Leading global economic policymakers at the World Economic Forum (WEF) in Davos urged countries and businesses to filter out the turmoil from a week of clashes with the Trump administration and focus on boosting growth and fighting inequality in a world where trade will continue to flow and international cooperation is still badly needed.
The global economy is showing unexpected resilience despite the noise, European Central Bank (ECB) President Christine Lagarde, International Monetary Fund (IMF) head Kristalina Georgieva and World Trade Organization (WTO) head Ngozi Okonjo-Iweala said in a panel discussion. But while growth is holding up, troubles like worrisome levels of government debt and inequality loom.
That resilience is holding up despite disruptions from U.S. trade policy under President Donald Trump, who roiled the weeklong forum with threats to impose tariffs on countries supporting Greenland against a U.S. takeover bid, then withdrew the tariff proposal.
What is now needed, they said, are efforts to boost growth to offset heavy debt levels around the world and ensure that disruptive technologies like artificial intelligence don't worsen inequality or devastate labor markets.

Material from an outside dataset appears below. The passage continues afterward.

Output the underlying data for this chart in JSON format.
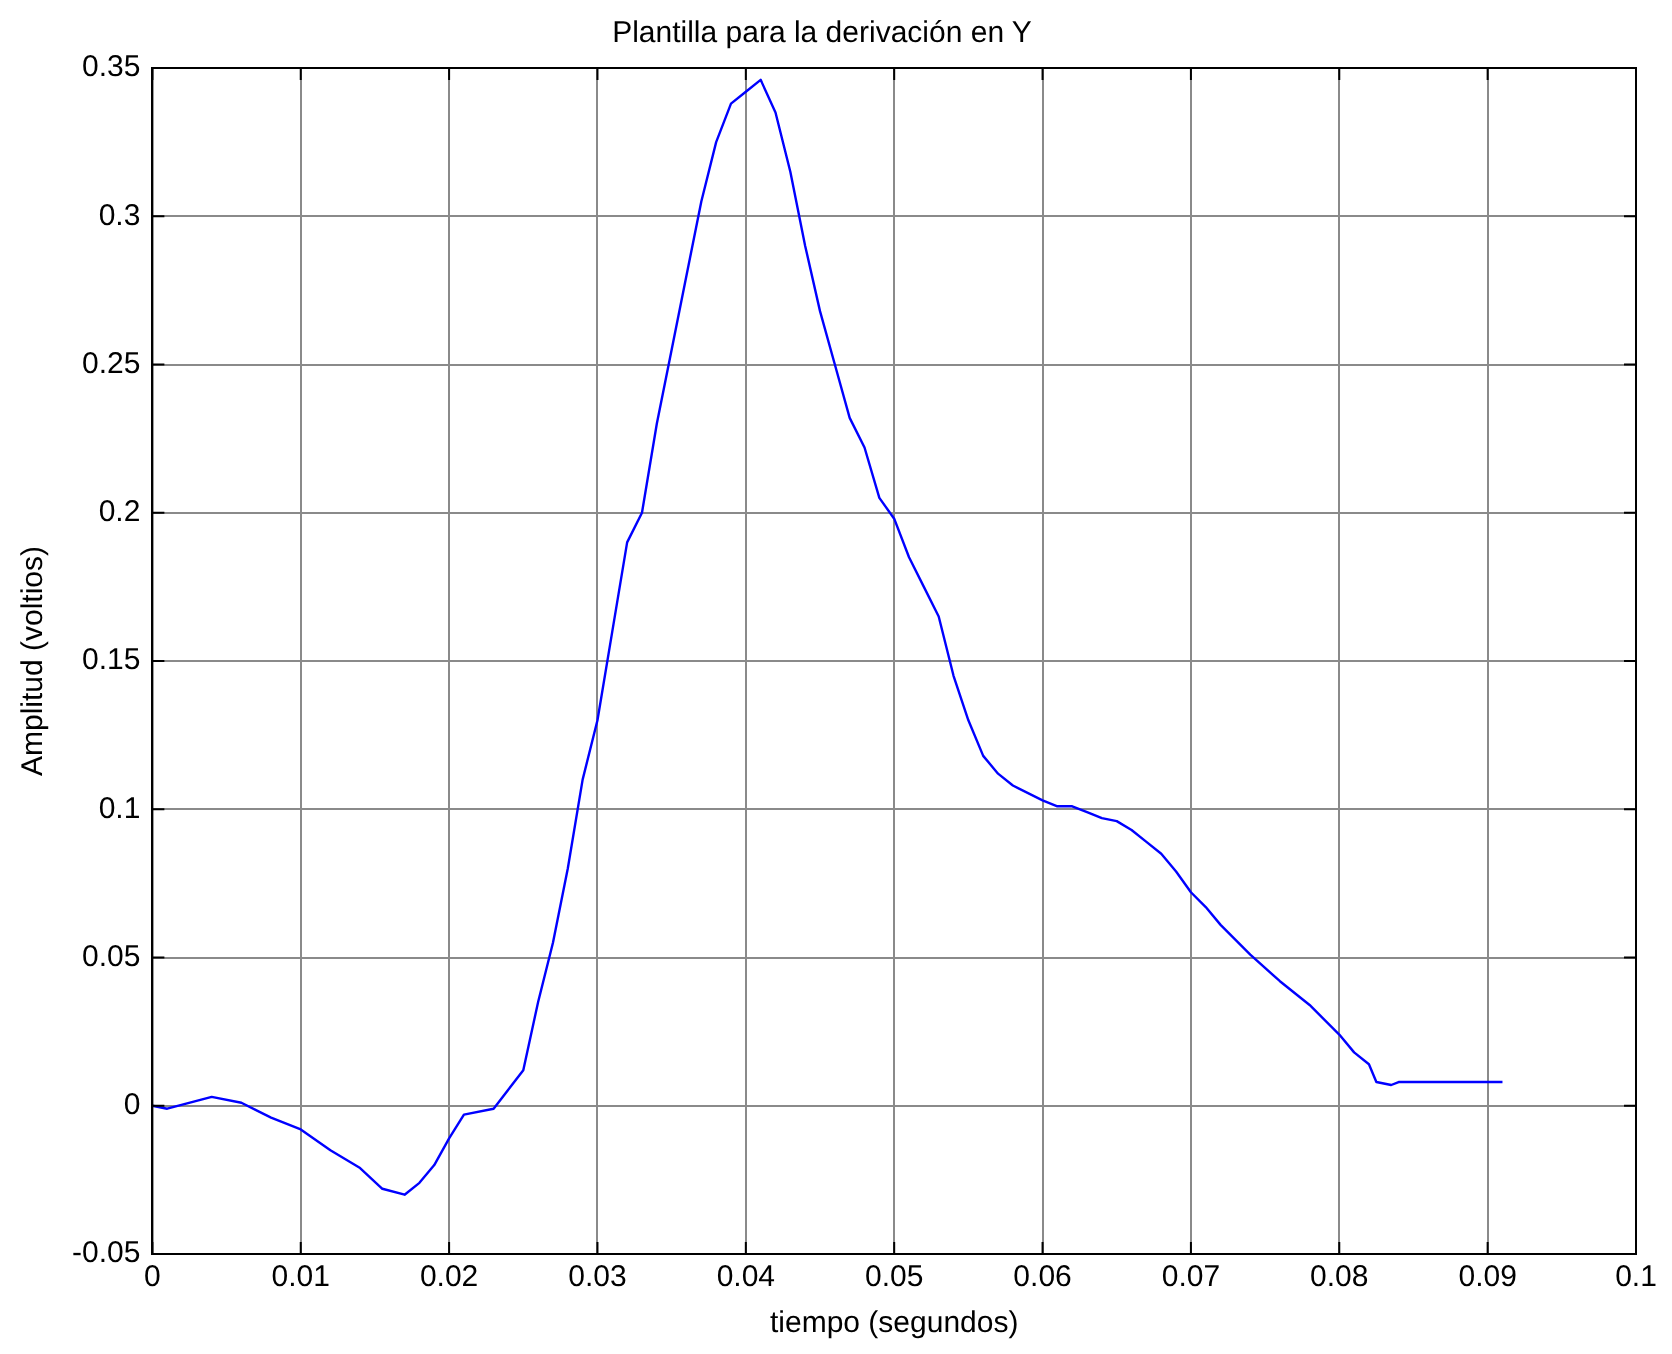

And Europe needs to boost productivity and improve its business climate for investment.
Georgieva said the IMF's recently raised forecast of 3.3% global growth for this year was "beautiful but not enough... do not fall into complacency."
She said that level of growth wasn't enough to wear down "the debt that is hanging around our necks" and that governments need to take care of "those who are falling off the wagon."
"We have to look at Plan B, or Plans B," said Lagarde. "I think we've had a lot of noise this week... and we need to distinguish the signal from the noise... we should be talking about alternatives."
After a week of hearing various officials denigrate Europe, its leaders and its regulations at Davos, Lagarde said that the harsh words could be just what the continent needed.
Lagarde had walked out of a Davos dinner during a speech critical of Europe by U.S. Commerce Secretary Howard Lutnick.
Among the more rankling comments was U.S. Treasury Secretary Scott Bessent's quip in a TV interview dismissing "the dreaded European working group" in response to potential U.S. tariffs aimed at seeking control of Greenland.
Ukraine's President Volodymyr Zelenskyy, meanwhile, blasted the EU's lack of "political will" in countering Russian leader Vladimir Putin.
"Instead of becoming a truly global power, Europe remains a beautiful but fragmented kaleidoscope of small and middle powers," Zelenskyy said during his address at the WEF.
Lagarde said such criticism meant Europe would have to face tough realities and find alternative ways of working to make sure it carries weight on the global stage.
"I think we should say thank you to the bashers," she said.
"It has given us a complete realisation of the fact that we have to be more focused, we have to work on those Plan Bs that I was talking about, and we have to focus on innovation, improvement of productivity, and the rest of it."
Lagarde downplayed a provocative speech at the forum from Canadian Prime Minister Mark Carney, who called Trump's approach a "rupture" with an international order based on rules, trade and cooperation and said that way of doing business was "not coming back."
"From an economic and business point of view we depend on each other," she said.
Carney called on nations to accept that a rules-based global order was over and great powers were abandoning even the pretence of following international agreements.
Quoting ancient Greek historian Thucydides, Carney said the world was entering a period in which "the strong can do what they can and the weak must suffer what they must."
"I'm not exactly on the same page as Mark," Lagarde said. "I'm not sure that we should be talking about rupture."
"I think we should be talking about alternatives. We should be identifying, much more so than we have probably in the past, the weaknesses, the sore points, the dependencies, the autonomy," she said.
WTO's Okonji-Oweal said that uncertainty was unlikely to remain as high as this month, when Trump threatened to take over Greenland from NATO ally Denmark.
But the old order was also not going to return, uncertainty would linger and countries must invest in their own resilience, she said.
"I don't think we'll go back to where we were. But they will not be as bad and maybe we'll have a slightly better, steady state for the future," Okonjo-Iweala said.
If I was running a country, I'd be trying to strengthen myself and my region, and I'd be looking at my region and then building resilience."
Okonji-Oweal pointed out that 72% of global trade still takes place under WTO rules, where countries agree to charge all trading partners the same tariffs. That's despite "the biggest disruption in 80 years."
"Resiliency is built into the system, and that is showing up," she said.
IMF's Georgieva argued that change was natural and has been happening for years, and it was time to embrace this because shocks would keep happening.
She offered a historical perspective: "We have always traded and we will always trade. Trade is like a river, water. You put obstacle, it goes around it. Yes, it would be different, but there would be always the necessity of Dr. Ngozi to look over world trade."
Georgieva also conceded things had changed for good: "How many of you have seen the movie, "The Wizard of Oz?".... We are not Kansas any more."